Belgrano de Córdoba logró una histórica clasificación a los cuartos de final del Torneo Apertura 2026 tras vencer a Talleres por 1-0 en un estadio Mario Alberto Kempes que fue testigo de una jornada de alta tensión. El triunfo del «Pirata», sellado con un gol de González Metilli, quedó empañado por un cierre convulsionado dentro del campo de juego y en las tribunas. Lo que comenzó como un duelo futbolístico de gran intensidad terminó con gestos provocativos, expulsiones y una retirada del equipo vencedor bajo una lluvia de proyectiles.
El encuentro, disputado mayoritariamente ante público de Talleres por su condición de local, se mantuvo equilibrado hasta que el gol de Metilli inclinó la balanza. Tras el pitazo final, la euforia de los jugadores de Belgrano se desbordó en el círculo central, donde realizaron gestos de silencio hacia la parcialidad albiazul. Esta actitud fue el detonante de una reacción violenta desde las gradas, incrementando la hostilidad en un ambiente que ya estaba caldeado por el desarrollo del partido, que terminó con tres futbolistas expulsados, incluidos figuras como Guido Herrera y Lucas Passerini.
La situación escaló rápidamente cuando el plantel visitante intentó dirigirse hacia los vestuarios. Según informes de seguridad y registros visuales, los jugadores de Belgrano fueron blanco de diversos objetos lanzados desde la tribuna local, lo que obligó a una intervención inmediata del personal de infantería. Los efectivos debieron formar un cordón de protección con escudos para garantizar la integridad física de los deportistas, mientras el cuerpo técnico de Belgrano intentaba calmar los ánimos para agilizar la salida del terreno.
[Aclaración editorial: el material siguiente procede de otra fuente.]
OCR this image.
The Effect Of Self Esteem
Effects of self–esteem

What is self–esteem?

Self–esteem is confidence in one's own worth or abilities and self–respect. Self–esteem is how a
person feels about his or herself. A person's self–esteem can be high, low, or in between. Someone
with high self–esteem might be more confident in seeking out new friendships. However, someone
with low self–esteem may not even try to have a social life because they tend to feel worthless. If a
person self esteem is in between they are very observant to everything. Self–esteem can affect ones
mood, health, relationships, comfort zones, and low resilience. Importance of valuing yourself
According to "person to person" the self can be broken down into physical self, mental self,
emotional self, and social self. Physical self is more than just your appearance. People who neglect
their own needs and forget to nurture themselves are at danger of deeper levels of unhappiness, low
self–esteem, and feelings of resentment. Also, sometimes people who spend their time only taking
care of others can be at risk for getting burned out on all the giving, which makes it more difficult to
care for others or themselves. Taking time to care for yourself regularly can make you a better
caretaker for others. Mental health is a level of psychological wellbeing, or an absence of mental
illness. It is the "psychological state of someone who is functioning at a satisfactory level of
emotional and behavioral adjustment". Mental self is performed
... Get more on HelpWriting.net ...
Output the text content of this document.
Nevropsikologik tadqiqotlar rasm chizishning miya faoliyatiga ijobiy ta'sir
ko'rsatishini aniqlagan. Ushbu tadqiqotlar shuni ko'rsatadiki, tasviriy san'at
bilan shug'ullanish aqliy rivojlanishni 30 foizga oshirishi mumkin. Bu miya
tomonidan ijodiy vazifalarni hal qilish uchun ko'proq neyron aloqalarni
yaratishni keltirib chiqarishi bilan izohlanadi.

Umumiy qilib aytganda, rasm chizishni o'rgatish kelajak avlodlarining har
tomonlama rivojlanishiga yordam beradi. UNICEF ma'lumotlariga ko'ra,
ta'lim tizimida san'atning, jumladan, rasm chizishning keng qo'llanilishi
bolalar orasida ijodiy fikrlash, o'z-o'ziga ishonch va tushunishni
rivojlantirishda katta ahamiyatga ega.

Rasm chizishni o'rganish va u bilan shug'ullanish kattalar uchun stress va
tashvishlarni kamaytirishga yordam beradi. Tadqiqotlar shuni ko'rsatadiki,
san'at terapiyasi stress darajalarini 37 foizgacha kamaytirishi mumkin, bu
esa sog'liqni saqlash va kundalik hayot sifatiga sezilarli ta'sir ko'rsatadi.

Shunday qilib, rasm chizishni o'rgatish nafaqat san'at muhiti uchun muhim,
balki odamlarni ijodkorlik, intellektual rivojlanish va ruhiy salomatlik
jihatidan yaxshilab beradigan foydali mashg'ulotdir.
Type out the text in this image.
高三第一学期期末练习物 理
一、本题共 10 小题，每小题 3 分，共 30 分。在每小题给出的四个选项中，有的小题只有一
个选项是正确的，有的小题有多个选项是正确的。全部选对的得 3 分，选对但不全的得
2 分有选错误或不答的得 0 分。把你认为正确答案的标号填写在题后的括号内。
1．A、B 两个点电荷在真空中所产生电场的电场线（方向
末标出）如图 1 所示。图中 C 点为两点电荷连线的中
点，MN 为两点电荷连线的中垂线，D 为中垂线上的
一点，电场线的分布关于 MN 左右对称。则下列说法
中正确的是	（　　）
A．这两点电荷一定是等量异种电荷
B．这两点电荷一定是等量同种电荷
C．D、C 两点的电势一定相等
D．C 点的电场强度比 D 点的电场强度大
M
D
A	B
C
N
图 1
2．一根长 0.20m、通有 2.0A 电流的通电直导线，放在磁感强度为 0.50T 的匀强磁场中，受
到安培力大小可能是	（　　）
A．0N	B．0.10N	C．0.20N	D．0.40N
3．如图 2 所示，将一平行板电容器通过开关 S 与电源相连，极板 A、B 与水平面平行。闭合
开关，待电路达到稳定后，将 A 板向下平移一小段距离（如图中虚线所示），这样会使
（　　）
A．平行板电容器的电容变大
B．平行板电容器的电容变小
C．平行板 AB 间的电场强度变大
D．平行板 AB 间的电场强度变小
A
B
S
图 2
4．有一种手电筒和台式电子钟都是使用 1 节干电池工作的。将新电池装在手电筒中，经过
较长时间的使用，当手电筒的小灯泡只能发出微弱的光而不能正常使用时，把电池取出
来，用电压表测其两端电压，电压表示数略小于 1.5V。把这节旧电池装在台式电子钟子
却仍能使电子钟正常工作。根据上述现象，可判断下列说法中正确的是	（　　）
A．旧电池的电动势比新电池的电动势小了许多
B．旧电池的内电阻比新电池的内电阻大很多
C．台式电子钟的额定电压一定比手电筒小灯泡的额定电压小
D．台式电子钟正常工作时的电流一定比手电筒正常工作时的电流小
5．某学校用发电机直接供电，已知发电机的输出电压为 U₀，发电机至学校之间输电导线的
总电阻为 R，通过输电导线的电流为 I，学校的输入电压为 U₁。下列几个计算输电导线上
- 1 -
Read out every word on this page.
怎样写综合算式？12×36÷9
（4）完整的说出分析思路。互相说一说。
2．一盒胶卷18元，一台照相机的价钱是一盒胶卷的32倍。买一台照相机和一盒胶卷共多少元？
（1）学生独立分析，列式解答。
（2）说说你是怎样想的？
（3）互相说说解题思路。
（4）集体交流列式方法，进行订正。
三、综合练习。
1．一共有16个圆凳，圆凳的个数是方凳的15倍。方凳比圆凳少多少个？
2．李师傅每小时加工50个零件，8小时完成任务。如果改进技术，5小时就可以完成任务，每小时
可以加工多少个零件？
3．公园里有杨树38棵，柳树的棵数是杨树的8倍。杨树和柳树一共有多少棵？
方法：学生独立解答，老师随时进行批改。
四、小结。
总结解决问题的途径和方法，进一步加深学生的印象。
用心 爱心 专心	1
Desde lo deportivo, la eliminación representa un duro golpe para el proyecto de Talleres, que llegaba con la expectativa de avanzar en su propia casa. El equipo dirigido por el cuerpo técnico local no logró descifrar el cerrojo defensivo impuesto por Belgrano y sufrió la presión de una hinchada que exigía la victoria. Para el «Pirata», en cambio, el resultado consolida un proceso que había comenzado con un masivo banderazo de apoyo en Alberdi y que ahora los posiciona como un rival de riesgo para la siguiente fase.
El impacto de los incidentes podría derivar en sanciones para ambos clubes por parte del Tribunal de Disciplina y de los organismos de seguridad provincial. Se espera que en las próximas horas se analicen las actas arbitrales y los informes policiales para determinar responsabilidades, tanto por los gestos de los jugadores como por la falta de garantías en la evacuación del plantel visitante. El clásico cordobés, una vez más, dejó una huella que trasciende lo futbolístico y reabre el debate sobre la conducta de los protagonistas en eventos de alta masividad.
Belgrano ahora aguarda por su próximo rival, que saldrá del cruce entre Independiente Rivadavia y Unión, con la moral alta tras haber silenciado el Kempes. Sin embargo, la celebración deportiva queda bajo la sombra de un comportamiento que las autoridades buscan erradicar de los estadios argentinos. La victoria queda registrada en las estadísticas, pero las imágenes de la retirada escoltada por la policía serán, lamentablemente, las que más perduren en la memoria de esta jornada.